Come ha detto Wagatwe Wajuki, attivista ed educatrice, su X:
If you wonder why Black people identify with the fight for Palestinian liberation: the white media’s refusal to see our children as children resonates. […] Under white supremacy, childhood is racialized because they associate childhood with innocence and only white children are deemed innocent.
Se vi chiedete perché le persone nere si identifichino nella lotta per la liberazione della Palestina: il rifiuto dei media bianchi di considerare i nostri bambini come tali vi servirà da risposta. […] Sotto il suprematismo bianco, l’infanzia è razzializzata perché si associa l’infanzia all’innocenza e solo i bambini bianchi sono considerati innocenti.
Il giornalista israeliano Gideon Levy ha scritto su Haaretz riguardo ai bambini uccisi da Israele:
No explanation, no justification or excuse could ever cover up this horror.

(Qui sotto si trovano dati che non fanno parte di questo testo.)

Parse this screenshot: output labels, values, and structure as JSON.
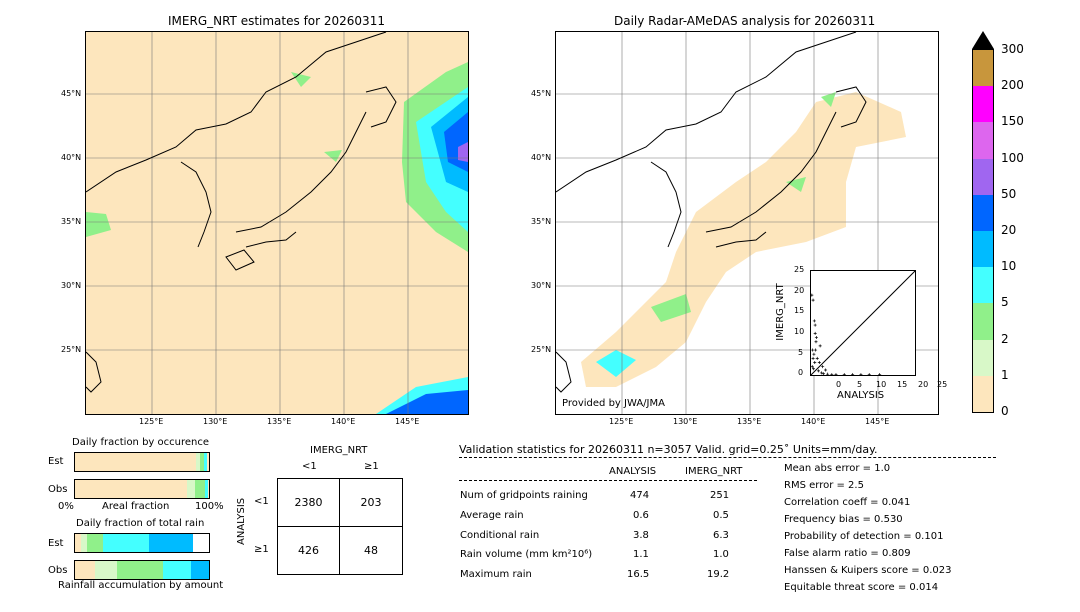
{
  "left_map": {
    "title": "IMERG_NRT estimates for 20260311",
    "lat_labels": [
      "45°N",
      "40°N",
      "35°N",
      "30°N",
      "25°N"
    ],
    "lon_labels": [
      "125°E",
      "130°E",
      "135°E",
      "140°E",
      "145°E"
    ]
  },
  "right_map": {
    "title": "Daily Radar-AMeDAS analysis for 20260311",
    "lat_labels": [
      "45°N",
      "40°N",
      "35°N",
      "30°N",
      "25°N"
    ],
    "lon_labels": [
      "125°E",
      "130°E",
      "135°E",
      "140°E",
      "145°E"
    ],
    "credit": "Provided by JWA/JMA"
  },
  "colorbar": {
    "ticks": [
      "300",
      "200",
      "150",
      "100",
      "50",
      "20",
      "10",
      "5",
      "2",
      "1",
      "0"
    ],
    "colors": [
      "#c8963c",
      "#ff00ff",
      "#dd66ee",
      "#a066f0",
      "#0066ff",
      "#00bbff",
      "#44ffff",
      "#90f08a",
      "#d8f8c8",
      "#fde6bd"
    ]
  },
  "scatter": {
    "ylabel": "IMERG_NRT",
    "xlabel": "ANALYSIS",
    "ticks": [
      "0",
      "5",
      "10",
      "15",
      "20",
      "25"
    ],
    "range": [
      0,
      25
    ]
  },
  "occurrence": {
    "title": "Daily fraction by occurence",
    "rows": [
      "Est",
      "Obs"
    ],
    "axis_left": "0%",
    "axis_mid": "Areal fraction",
    "axis_right": "100%"
  },
  "total_rain": {
    "title": "Daily fraction of total rain",
    "rows": [
      "Est",
      "Obs"
    ],
    "footer": "Rainfall accumulation by amount"
  },
  "contingency": {
    "header": "IMERG_NRT",
    "col_labels": [
      "<1",
      "≥1"
    ],
    "row_axis": "ANALYSIS",
    "row_labels": [
      "<1",
      "≥1"
    ],
    "cells": [
      [
        "2380",
        "203"
      ],
      [
        "426",
        "48"
      ]
    ]
  },
  "validation": {
    "header": "Validation statistics for 20260311  n=3057 Valid. grid=0.25˚ Units=mm/day.",
    "col_analysis": "ANALYSIS",
    "col_imerg": "IMERG_NRT",
    "rows": [
      {
        "label": "Num of gridpoints raining",
        "analysis": "474",
        "imerg": "251"
      },
      {
        "label": "Average rain",
        "analysis": "0.6",
        "imerg": "0.5"
      },
      {
        "label": "Conditional rain",
        "analysis": "3.8",
        "imerg": "6.3"
      },
      {
        "label": "Rain volume (mm km²10⁶)",
        "analysis": "1.1",
        "imerg": "1.0"
      },
      {
        "label": "Maximum rain",
        "analysis": "16.5",
        "imerg": "19.2"
      }
    ],
    "scores": [
      "Mean abs error =    1.0",
      "RMS error =    2.5",
      "Correlation coeff =  0.041",
      "Frequency bias =  0.530",
      "Probability of detection =  0.101",
      "False alarm ratio =  0.809",
      "Hanssen & Kuipers score =  0.023",
      "Equitable threat score =  0.014"
    ]
  }
}
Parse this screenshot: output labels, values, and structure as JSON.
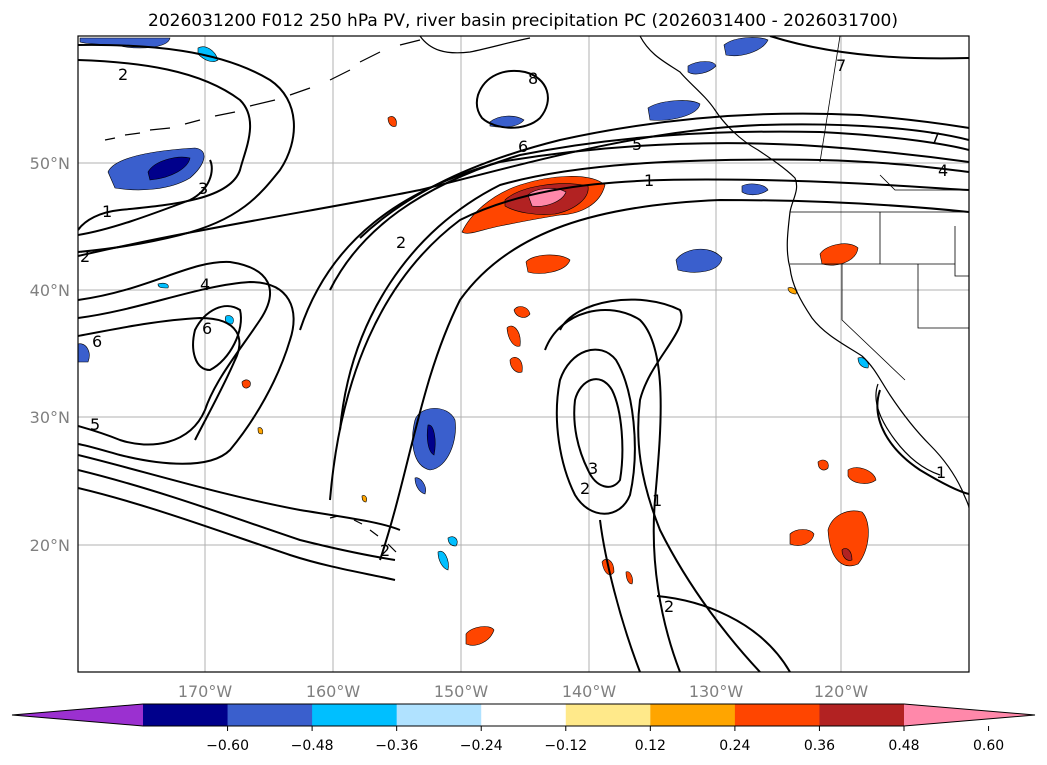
{
  "title": "2026031200 F012 250 hPa PV, river basin precipitation PC (2026031400 - 2026031700)",
  "longitude_labels": [
    "170°W",
    "160°W",
    "150°W",
    "140°W",
    "130°W",
    "120°W"
  ],
  "latitude_labels": [
    "50°N",
    "40°N",
    "30°N",
    "20°N"
  ],
  "colorbar": {
    "tick_labels": [
      "−0.60",
      "−0.48",
      "−0.36",
      "−0.24",
      "−0.12",
      "0.12",
      "0.24",
      "0.36",
      "0.48",
      "0.60"
    ],
    "colors": [
      "#9b30d0",
      "#00008b",
      "#3a5fcd",
      "#00bfff",
      "#b0e2ff",
      "#ffffff",
      "#ffe98a",
      "#ffa500",
      "#ff4500",
      "#b22222",
      "#ff88aa"
    ]
  },
  "contour_labels": [
    "2",
    "8",
    "7",
    "6",
    "5",
    "1",
    "7",
    "4",
    "1",
    "3",
    "2",
    "2",
    "4",
    "6",
    "6",
    "5",
    "2",
    "3",
    "2",
    "1",
    "2",
    "1"
  ]
}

It would be best if Israel's propaganda machine didn't even try to. […] Horror of this scope has no explanation other than the existence of an army and government lacking any boundaries set by law or morality.
Nessuna spiegazione, nessuna giustificazione o scusa potranno mai nascondere questo orrore. Sarebbe meglio se la macchina della propaganda israeliana non ci provasse neanche. […] Un orrore di tale portata non ha altra spiegazione se non l'esistenza di un esercito e di un governo privi di qualsiasi confine stabilito dalla legge o dalla morale.